Toothache, face-ache, neuralgia, according to fashion, but maddening all the same. A pain born of care and anxiety, close confinement, abstinence, the damp unchanging foggy air, and settled in the face of a heroine, to take, as it were, all the romance of her history.

But there it was all the same, fiercely stabbing, jerking, as if some virulent little demon were holding ends of the facial nerves in a pair of pincers, and waiting till the sufferer was a little calm for a few moments before giving the nerve a savage jig.

After the tug a pause of sickening agony, and then that slow, red-hot suffering again, as if a blunt augur was being made to form a channel beneath the teeth, so that the aching pains, as of hot lead, might run round without let or hindrance.
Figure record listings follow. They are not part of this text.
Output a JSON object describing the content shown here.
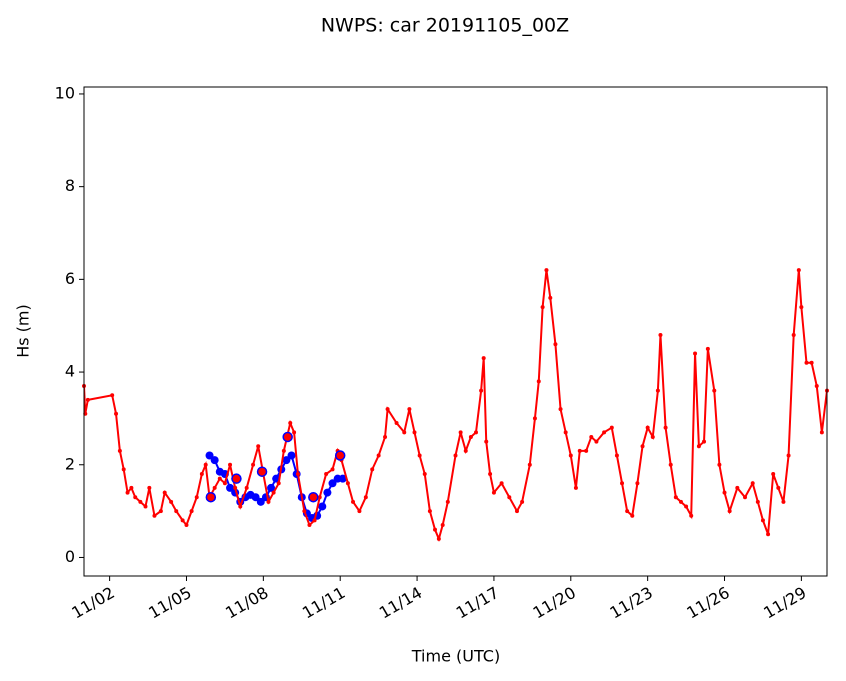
{
  "chart_data": {
    "type": "line",
    "title": "NWPS: car 20191105_00Z",
    "x_label": "Time (UTC)",
    "y_label": "Hs (m)",
    "xlim": [
      1,
      30
    ],
    "ylim": [
      -0.4,
      10.15
    ],
    "xticks": [
      {
        "value": 2,
        "label": "11/02"
      },
      {
        "value": 5,
        "label": "11/05"
      },
      {
        "value": 8,
        "label": "11/08"
      },
      {
        "value": 11,
        "label": "11/11"
      },
      {
        "value": 14,
        "label": "11/14"
      },
      {
        "value": 17,
        "label": "11/17"
      },
      {
        "value": 20,
        "label": "11/20"
      },
      {
        "value": 23,
        "label": "11/23"
      },
      {
        "value": 26,
        "label": "11/26"
      },
      {
        "value": 29,
        "label": "11/29"
      }
    ],
    "yticks": [
      0,
      2,
      4,
      6,
      8,
      10
    ],
    "series": [
      {
        "color": "#0000ff",
        "marker_size": 4,
        "line": true,
        "x": [
          5.9,
          6.1,
          6.3,
          6.5,
          6.7,
          6.9,
          7.1,
          7.3,
          7.5,
          7.7,
          7.9,
          8.1,
          8.3,
          8.5,
          8.7,
          8.9,
          9.1,
          9.3,
          9.5,
          9.7,
          9.9,
          10.1,
          10.3,
          10.5,
          10.7,
          10.9,
          11.1
        ],
        "values": [
          2.2,
          2.1,
          1.85,
          1.8,
          1.5,
          1.4,
          1.2,
          1.3,
          1.35,
          1.3,
          1.2,
          1.3,
          1.5,
          1.7,
          1.9,
          2.1,
          2.2,
          1.8,
          1.3,
          0.95,
          0.85,
          0.9,
          1.1,
          1.4,
          1.6,
          1.7,
          1.7
        ]
      },
      {
        "color": "#ff0000",
        "marker_size": 2,
        "line": true,
        "x": [
          1.0,
          1.05,
          1.15,
          2.1,
          2.25,
          2.4,
          2.55,
          2.7,
          2.85,
          3.0,
          3.2,
          3.4,
          3.55,
          3.75,
          4.0,
          4.15,
          4.4,
          4.6,
          4.85,
          5.0,
          5.2,
          5.4,
          5.6,
          5.75,
          5.9,
          6.1,
          6.3,
          6.5,
          6.7,
          6.9,
          7.1,
          7.35,
          7.6,
          7.8,
          8.0,
          8.2,
          8.4,
          8.6,
          8.8,
          9.05,
          9.2,
          9.35,
          9.6,
          9.8,
          10.0,
          10.2,
          10.45,
          10.7,
          10.9,
          11.05,
          11.3,
          11.5,
          11.75,
          12.0,
          12.25,
          12.5,
          12.75,
          12.85,
          13.2,
          13.5,
          13.7,
          13.9,
          14.1,
          14.3,
          14.5,
          14.7,
          14.85,
          15.0,
          15.2,
          15.5,
          15.7,
          15.9,
          16.1,
          16.3,
          16.5,
          16.6,
          16.7,
          16.85,
          17.0,
          17.3,
          17.6,
          17.9,
          18.1,
          18.4,
          18.6,
          18.75,
          18.9,
          19.05,
          19.2,
          19.4,
          19.6,
          19.8,
          20.0,
          20.2,
          20.35,
          20.6,
          20.8,
          21.0,
          21.3,
          21.6,
          21.8,
          22.0,
          22.2,
          22.4,
          22.6,
          22.8,
          23.0,
          23.2,
          23.4,
          23.5,
          23.7,
          23.9,
          24.1,
          24.3,
          24.5,
          24.7,
          24.85,
          25.0,
          25.2,
          25.35,
          25.6,
          25.8,
          26.0,
          26.2,
          26.5,
          26.8,
          27.1,
          27.3,
          27.5,
          27.7,
          27.9,
          28.1,
          28.3,
          28.5,
          28.7,
          28.9,
          29.0,
          29.2,
          29.4,
          29.6,
          29.8,
          30.0
        ],
        "values": [
          3.7,
          3.1,
          3.4,
          3.5,
          3.1,
          2.3,
          1.9,
          1.4,
          1.5,
          1.3,
          1.2,
          1.1,
          1.5,
          0.9,
          1.0,
          1.4,
          1.2,
          1.0,
          0.8,
          0.7,
          1.0,
          1.3,
          1.8,
          2.0,
          1.3,
          1.5,
          1.7,
          1.6,
          2.0,
          1.5,
          1.1,
          1.5,
          2.0,
          2.4,
          1.8,
          1.2,
          1.4,
          1.6,
          2.3,
          2.9,
          2.7,
          1.8,
          1.0,
          0.7,
          0.8,
          1.3,
          1.8,
          1.9,
          2.3,
          2.1,
          1.6,
          1.2,
          1.0,
          1.3,
          1.9,
          2.2,
          2.6,
          3.2,
          2.9,
          2.7,
          3.2,
          2.7,
          2.2,
          1.8,
          1.0,
          0.6,
          0.4,
          0.7,
          1.2,
          2.2,
          2.7,
          2.3,
          2.6,
          2.7,
          3.6,
          4.3,
          2.5,
          1.8,
          1.4,
          1.6,
          1.3,
          1.0,
          1.2,
          2.0,
          3.0,
          3.8,
          5.4,
          6.2,
          5.6,
          4.6,
          3.2,
          2.7,
          2.2,
          1.5,
          2.3,
          2.3,
          2.6,
          2.5,
          2.7,
          2.8,
          2.2,
          1.6,
          1.0,
          0.9,
          1.6,
          2.4,
          2.8,
          2.6,
          3.6,
          4.8,
          2.8,
          2.0,
          1.3,
          1.2,
          1.1,
          0.9,
          4.4,
          2.4,
          2.5,
          4.5,
          3.6,
          2.0,
          1.4,
          1.0,
          1.5,
          1.3,
          1.6,
          1.2,
          0.8,
          0.5,
          1.8,
          1.5,
          1.2,
          2.2,
          4.8,
          6.2,
          5.4,
          4.2,
          4.2,
          3.7,
          2.7,
          3.6
        ]
      },
      {
        "color": "#ff0000",
        "edge_color": "#0000ff",
        "marker_size": 4.5,
        "line": false,
        "x": [
          5.95,
          6.95,
          7.95,
          8.95,
          9.95,
          11.0
        ],
        "values": [
          1.3,
          1.7,
          1.85,
          2.6,
          1.3,
          2.2
        ]
      }
    ]
  }
}
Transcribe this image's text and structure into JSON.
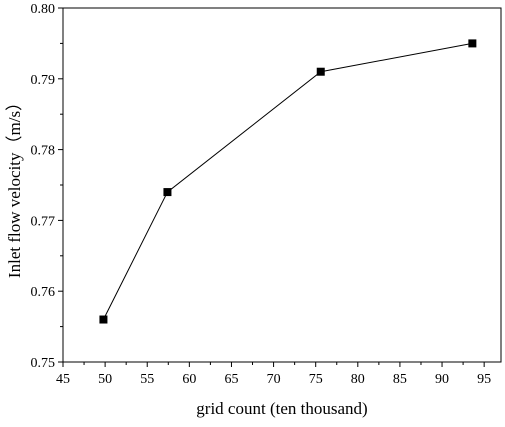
{
  "chart_data": {
    "type": "line",
    "title": "",
    "xlabel": "grid count (ten thousand)",
    "ylabel": "Inlet flow velocity（m/s）",
    "xlim": [
      45,
      97
    ],
    "ylim": [
      0.75,
      0.8
    ],
    "x_ticks": [
      45,
      50,
      55,
      60,
      65,
      70,
      75,
      80,
      85,
      90,
      95
    ],
    "y_ticks": [
      0.75,
      0.76,
      0.77,
      0.78,
      0.79,
      0.8
    ],
    "x_tick_labels": [
      "45",
      "50",
      "55",
      "60",
      "65",
      "70",
      "75",
      "80",
      "85",
      "90",
      "95"
    ],
    "y_tick_labels": [
      "0.75",
      "0.76",
      "0.77",
      "0.78",
      "0.79",
      "0.80"
    ],
    "grid": false,
    "series": [
      {
        "x": [
          49.8,
          57.4,
          75.6,
          93.6
        ],
        "y": [
          0.756,
          0.774,
          0.791,
          0.795
        ],
        "marker": "square",
        "color": "#000000"
      }
    ]
  }
}
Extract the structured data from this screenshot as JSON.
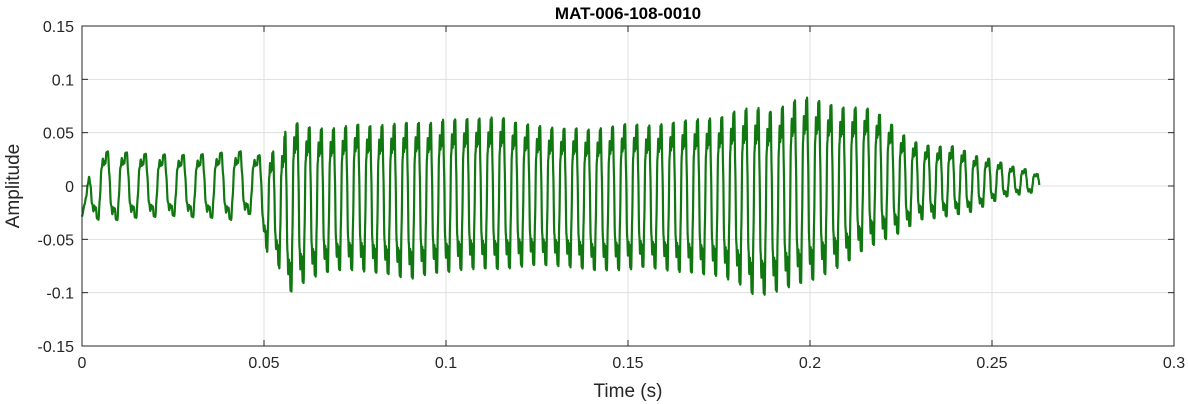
{
  "chart_data": {
    "type": "line",
    "title": "MAT-006-108-0010",
    "xlabel": "Time (s)",
    "ylabel": "Amplitude",
    "xlim": [
      0,
      0.3
    ],
    "ylim": [
      -0.15,
      0.15
    ],
    "xticks": [
      0,
      0.05,
      0.1,
      0.15,
      0.2,
      0.25,
      0.3
    ],
    "xtick_labels": [
      "0",
      "0.05",
      "0.1",
      "0.15",
      "0.2",
      "0.25",
      "0.3"
    ],
    "yticks": [
      -0.15,
      -0.1,
      -0.05,
      0,
      0.05,
      0.1,
      0.15
    ],
    "ytick_labels": [
      "-0.15",
      "-0.1",
      "-0.05",
      "0",
      "0.05",
      "0.1",
      "0.15"
    ],
    "grid": true,
    "series": [
      {
        "color": "#117711",
        "x": [
          0.0,
          0.003,
          0.006,
          0.009,
          0.012,
          0.015,
          0.018,
          0.021,
          0.024,
          0.027,
          0.03,
          0.033,
          0.036,
          0.039,
          0.042,
          0.045,
          0.048,
          0.051,
          0.053,
          0.055,
          0.057,
          0.06,
          0.065,
          0.07,
          0.075,
          0.08,
          0.085,
          0.09,
          0.095,
          0.1,
          0.105,
          0.11,
          0.115,
          0.12,
          0.125,
          0.13,
          0.135,
          0.14,
          0.145,
          0.15,
          0.155,
          0.16,
          0.165,
          0.17,
          0.175,
          0.18,
          0.185,
          0.19,
          0.195,
          0.2,
          0.205,
          0.21,
          0.215,
          0.22,
          0.225,
          0.23,
          0.235,
          0.24,
          0.245,
          0.25,
          0.255,
          0.26,
          0.263
        ],
        "y": [
          -0.028,
          0.036,
          0.04,
          0.041,
          0.039,
          0.038,
          0.037,
          0.037,
          0.036,
          0.036,
          0.036,
          0.037,
          0.038,
          0.039,
          0.04,
          0.04,
          0.035,
          0.04,
          0.045,
          0.055,
          0.085,
          0.075,
          0.07,
          0.07,
          0.075,
          0.072,
          0.075,
          0.078,
          0.075,
          0.08,
          0.08,
          0.08,
          0.082,
          0.075,
          0.072,
          0.07,
          0.07,
          0.068,
          0.072,
          0.075,
          0.072,
          0.075,
          0.078,
          0.08,
          0.082,
          0.09,
          0.095,
          0.09,
          0.1,
          0.104,
          0.096,
          0.09,
          0.09,
          0.08,
          0.06,
          0.048,
          0.045,
          0.045,
          0.035,
          0.03,
          0.022,
          0.018,
          0.012
        ],
        "y_min": [
          -0.03,
          -0.036,
          -0.042,
          -0.04,
          -0.038,
          -0.037,
          -0.036,
          -0.036,
          -0.035,
          -0.035,
          -0.036,
          -0.037,
          -0.037,
          -0.038,
          -0.04,
          -0.035,
          -0.03,
          -0.075,
          -0.078,
          -0.1,
          -0.12,
          -0.11,
          -0.1,
          -0.095,
          -0.095,
          -0.098,
          -0.1,
          -0.105,
          -0.1,
          -0.098,
          -0.095,
          -0.095,
          -0.095,
          -0.092,
          -0.09,
          -0.09,
          -0.092,
          -0.095,
          -0.095,
          -0.095,
          -0.092,
          -0.095,
          -0.098,
          -0.1,
          -0.102,
          -0.11,
          -0.125,
          -0.12,
          -0.115,
          -0.11,
          -0.1,
          -0.09,
          -0.075,
          -0.065,
          -0.055,
          -0.04,
          -0.038,
          -0.035,
          -0.03,
          -0.02,
          -0.012,
          -0.01,
          -0.005
        ]
      }
    ]
  }
}
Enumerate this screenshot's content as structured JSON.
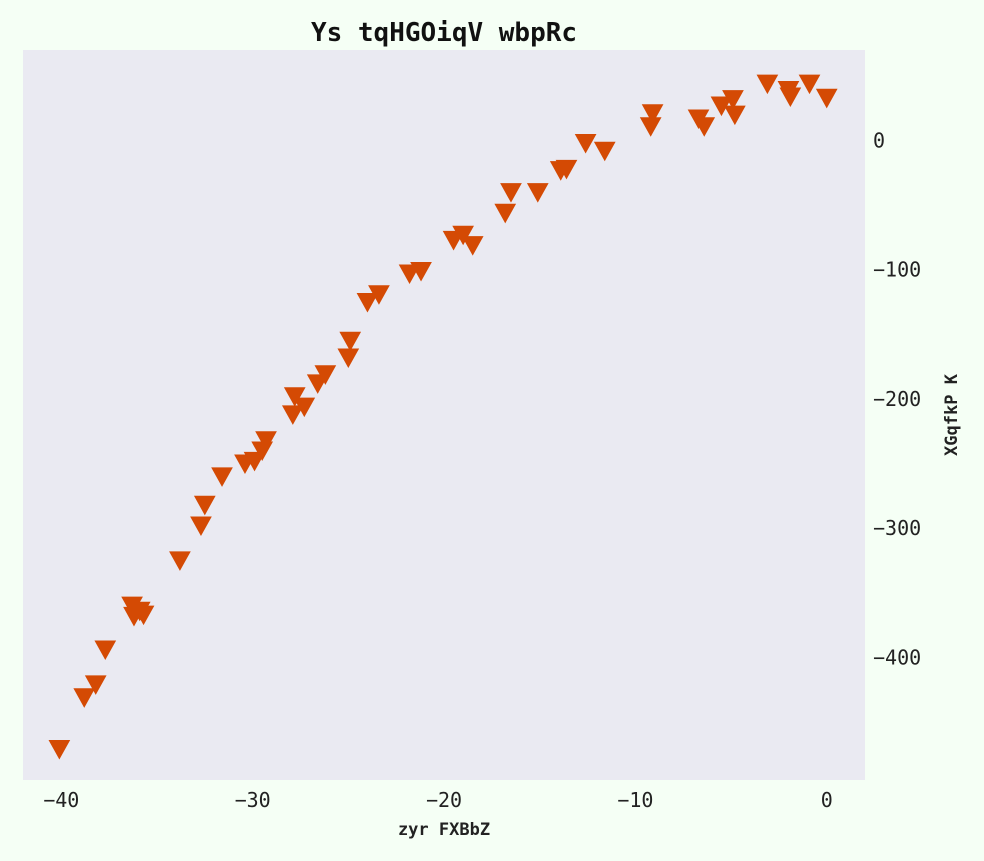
{
  "chart_data": {
    "type": "scatter",
    "title": "Ys tqHGOiqV wbpRc",
    "xlabel": "zyr FXBbZ",
    "ylabel": "XGqfkP  K",
    "xlim": [
      -42,
      2
    ],
    "ylim": [
      -495,
      70
    ],
    "xticks": [
      -40,
      -30,
      -20,
      -10,
      0
    ],
    "yticks": [
      0,
      -100,
      -200,
      -300,
      -400
    ],
    "xtick_labels": [
      "−40",
      "−30",
      "−20",
      "−10",
      "0"
    ],
    "ytick_labels": [
      "0",
      "−100",
      "−200",
      "−300",
      "−400"
    ],
    "y_axis_side": "right",
    "grid": false,
    "marker": "triangle-down",
    "colors": {
      "marker": "#d44a04",
      "plot_bg": "#eaeaf2",
      "page_bg": "#f5fff5"
    },
    "series": [
      {
        "points": [
          [
            -40.1,
            -471
          ],
          [
            -38.8,
            -431
          ],
          [
            -38.2,
            -421
          ],
          [
            -37.7,
            -394
          ],
          [
            -36.3,
            -360
          ],
          [
            -36.2,
            -368
          ],
          [
            -35.9,
            -364
          ],
          [
            -35.7,
            -367
          ],
          [
            -33.8,
            -325
          ],
          [
            -32.7,
            -298
          ],
          [
            -32.5,
            -282
          ],
          [
            -31.6,
            -260
          ],
          [
            -30.4,
            -250
          ],
          [
            -29.9,
            -248
          ],
          [
            -29.5,
            -240
          ],
          [
            -29.3,
            -232
          ],
          [
            -27.9,
            -212
          ],
          [
            -27.8,
            -198
          ],
          [
            -27.3,
            -206
          ],
          [
            -26.6,
            -188
          ],
          [
            -26.2,
            -181
          ],
          [
            -25.0,
            -168
          ],
          [
            -24.9,
            -155
          ],
          [
            -24.0,
            -125
          ],
          [
            -23.4,
            -119
          ],
          [
            -21.8,
            -103
          ],
          [
            -21.2,
            -101
          ],
          [
            -19.5,
            -77
          ],
          [
            -19.0,
            -73
          ],
          [
            -18.5,
            -81
          ],
          [
            -16.8,
            -56
          ],
          [
            -16.5,
            -40
          ],
          [
            -15.1,
            -40
          ],
          [
            -13.9,
            -23
          ],
          [
            -13.6,
            -22
          ],
          [
            -12.6,
            -2
          ],
          [
            -11.6,
            -8
          ],
          [
            -9.1,
            21
          ],
          [
            -9.2,
            11
          ],
          [
            -6.7,
            17
          ],
          [
            -6.4,
            11
          ],
          [
            -5.5,
            27
          ],
          [
            -4.9,
            32
          ],
          [
            -4.8,
            20
          ],
          [
            -3.1,
            44
          ],
          [
            -2.0,
            39
          ],
          [
            -1.9,
            34
          ],
          [
            -0.9,
            44
          ],
          [
            0.0,
            33
          ]
        ]
      }
    ]
  }
}
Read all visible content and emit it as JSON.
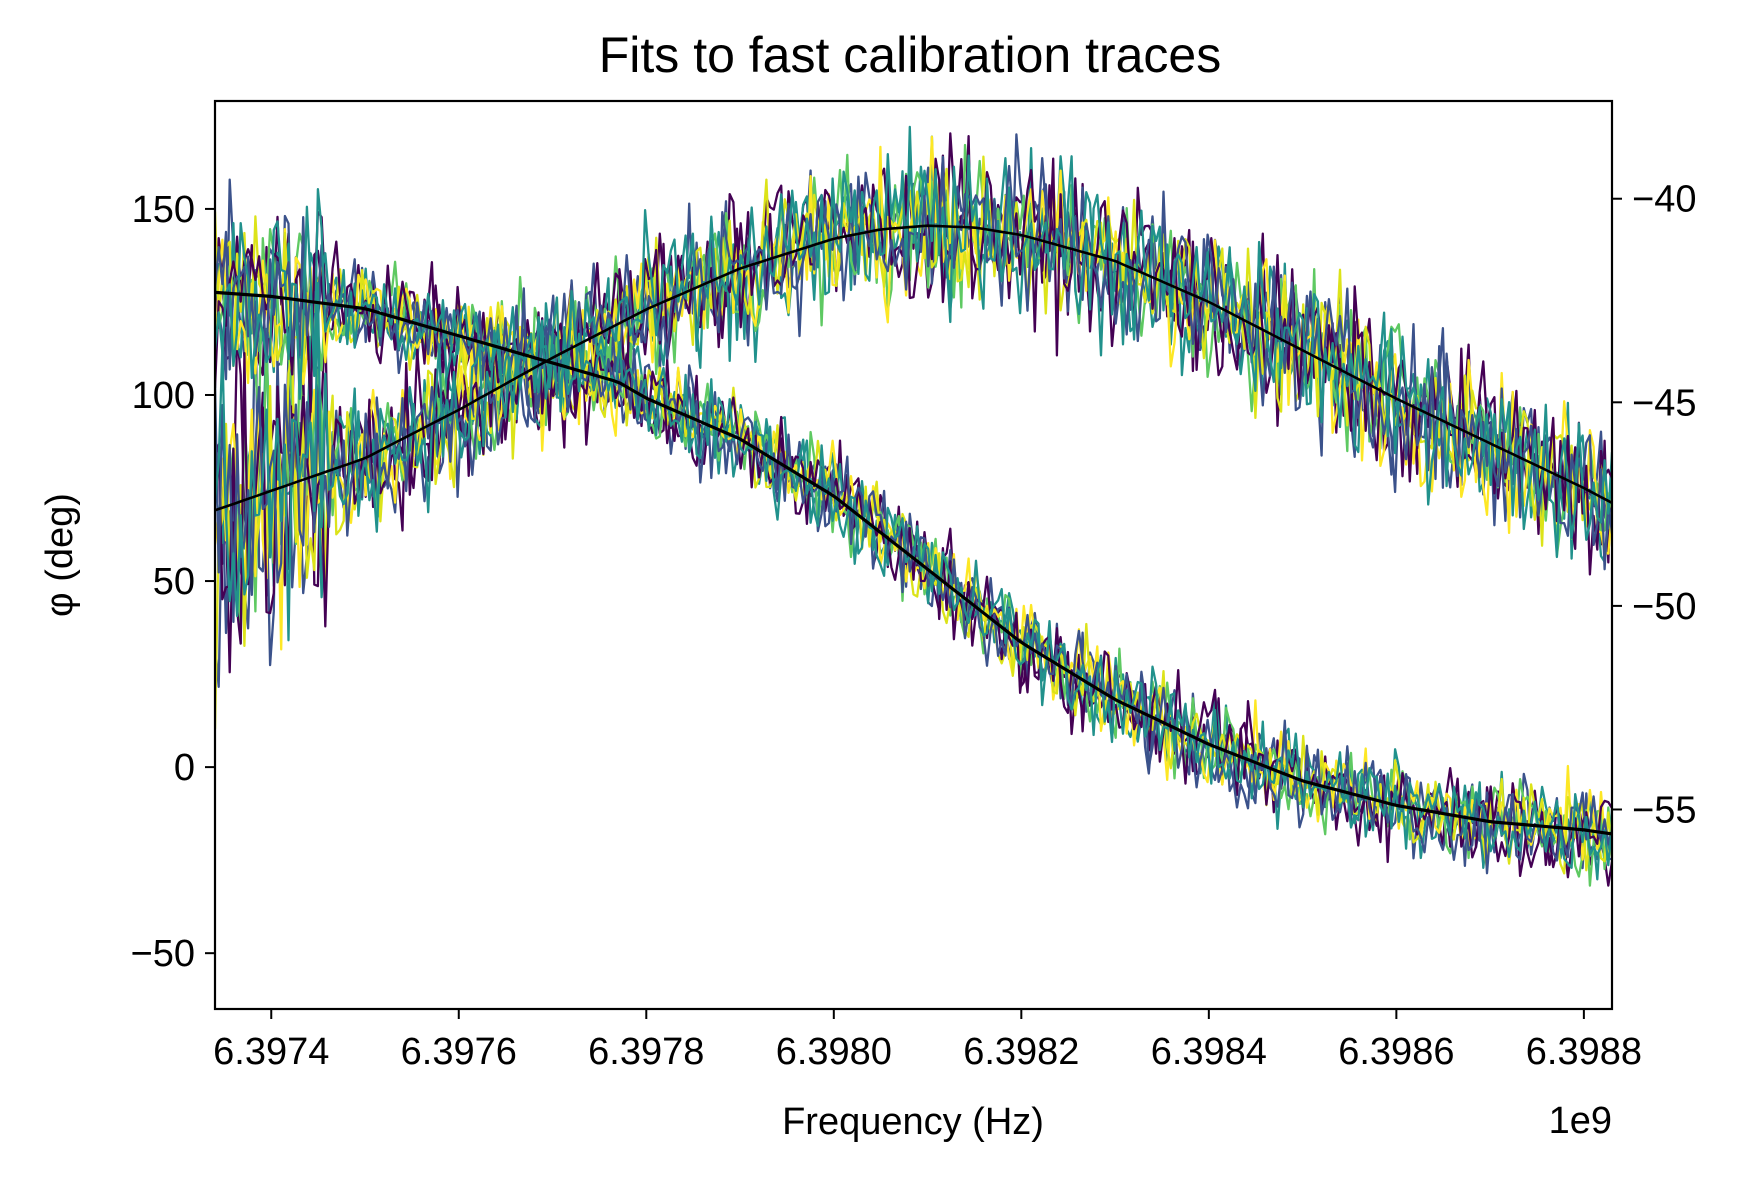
{
  "chart_data": {
    "type": "line",
    "title": "Fits to fast calibration traces",
    "xlabel": "Frequency (Hz)",
    "x_offset_label": "1e9",
    "ylabel": "φ (deg)",
    "xlim": [
      6.39734,
      6.39883
    ],
    "ylim": [
      -65,
      179
    ],
    "y2lim": [
      -59.9,
      -37.6
    ],
    "xticks": [
      6.3974,
      6.3976,
      6.3978,
      6.398,
      6.3982,
      6.3984,
      6.3986,
      6.3988
    ],
    "xtick_labels": [
      "6.3974",
      "6.3976",
      "6.3978",
      "6.3980",
      "6.3982",
      "6.3984",
      "6.3986",
      "6.3988"
    ],
    "yticks": [
      -50,
      0,
      50,
      100,
      150
    ],
    "ytick_labels": [
      "−50",
      "0",
      "50",
      "100",
      "150"
    ],
    "y2ticks": [
      -55,
      -50,
      -45,
      -40
    ],
    "y2tick_labels": [
      "−55",
      "−50",
      "−45",
      "−40"
    ],
    "grid": false,
    "colormap": [
      "#440154",
      "#3b528b",
      "#21918c",
      "#5ec962",
      "#fde725",
      "#dce319"
    ],
    "noisy_traces": {
      "count": 9,
      "description_bands": "two noisy bands of calibration traces colored by viridis colormap"
    },
    "series": [
      {
        "axis": "left",
        "color": "#000000",
        "x": [
          6.39734,
          6.3975,
          6.3976,
          6.3977,
          6.3978,
          6.3979,
          6.398,
          6.39805,
          6.3981,
          6.39815,
          6.3982,
          6.3983,
          6.3984,
          6.3985,
          6.3986,
          6.3987,
          6.3988,
          6.39883
        ],
        "y": [
          69,
          83,
          96,
          110,
          123,
          134,
          142,
          144.5,
          145.5,
          145,
          143,
          136,
          125,
          112,
          99,
          87,
          75,
          71
        ]
      },
      {
        "axis": "right",
        "color": "#000000",
        "x": [
          6.39734,
          6.3974,
          6.3975,
          6.39777,
          6.3978,
          6.3979,
          6.398,
          6.3981,
          6.3982,
          6.3983,
          6.3984,
          6.3985,
          6.3986,
          6.3987,
          6.3988,
          6.39883
        ],
        "y": [
          -42.3,
          -42.4,
          -42.7,
          -44.5,
          -44.9,
          -45.9,
          -47.3,
          -49.1,
          -50.9,
          -52.3,
          -53.4,
          -54.3,
          -54.9,
          -55.3,
          -55.5,
          -55.6
        ]
      }
    ]
  }
}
Neuralgia, with sleepless nights; neuralgia, with Hendon Chartley’s progress at the hospital; neuralgia, with the trouble about Janet; neuralgia, with James Poynter’s coarse vulgar face full of effrontery always before her, flaunting his possessions, his power, and his influence, and staring with parted lips over the words which somehow he had never yet dared to utter, but which sooner or later she knew must come.

Neuralgia, with the constant dread that some day her father would indulge too deeply in the opiate she knew he took every evening; neuralgia, with the constant carking care of the unpaid tradespeople: and, above all, that wearisome agony, mingled with the chilling heartache and those memories of the man from whom she had parted when in his ardent desire he had told her that it was for her sake he was going to leave England, to come back some day a rich man, and ask her to be his wife.

“Dead, dead, dead!” moaned Rich, as she paced the room; “and if I, too, could only be sleeping, for it is more than I can bear!”

But as the words left her lips, she threw her head back, and pressed her long hair from her face.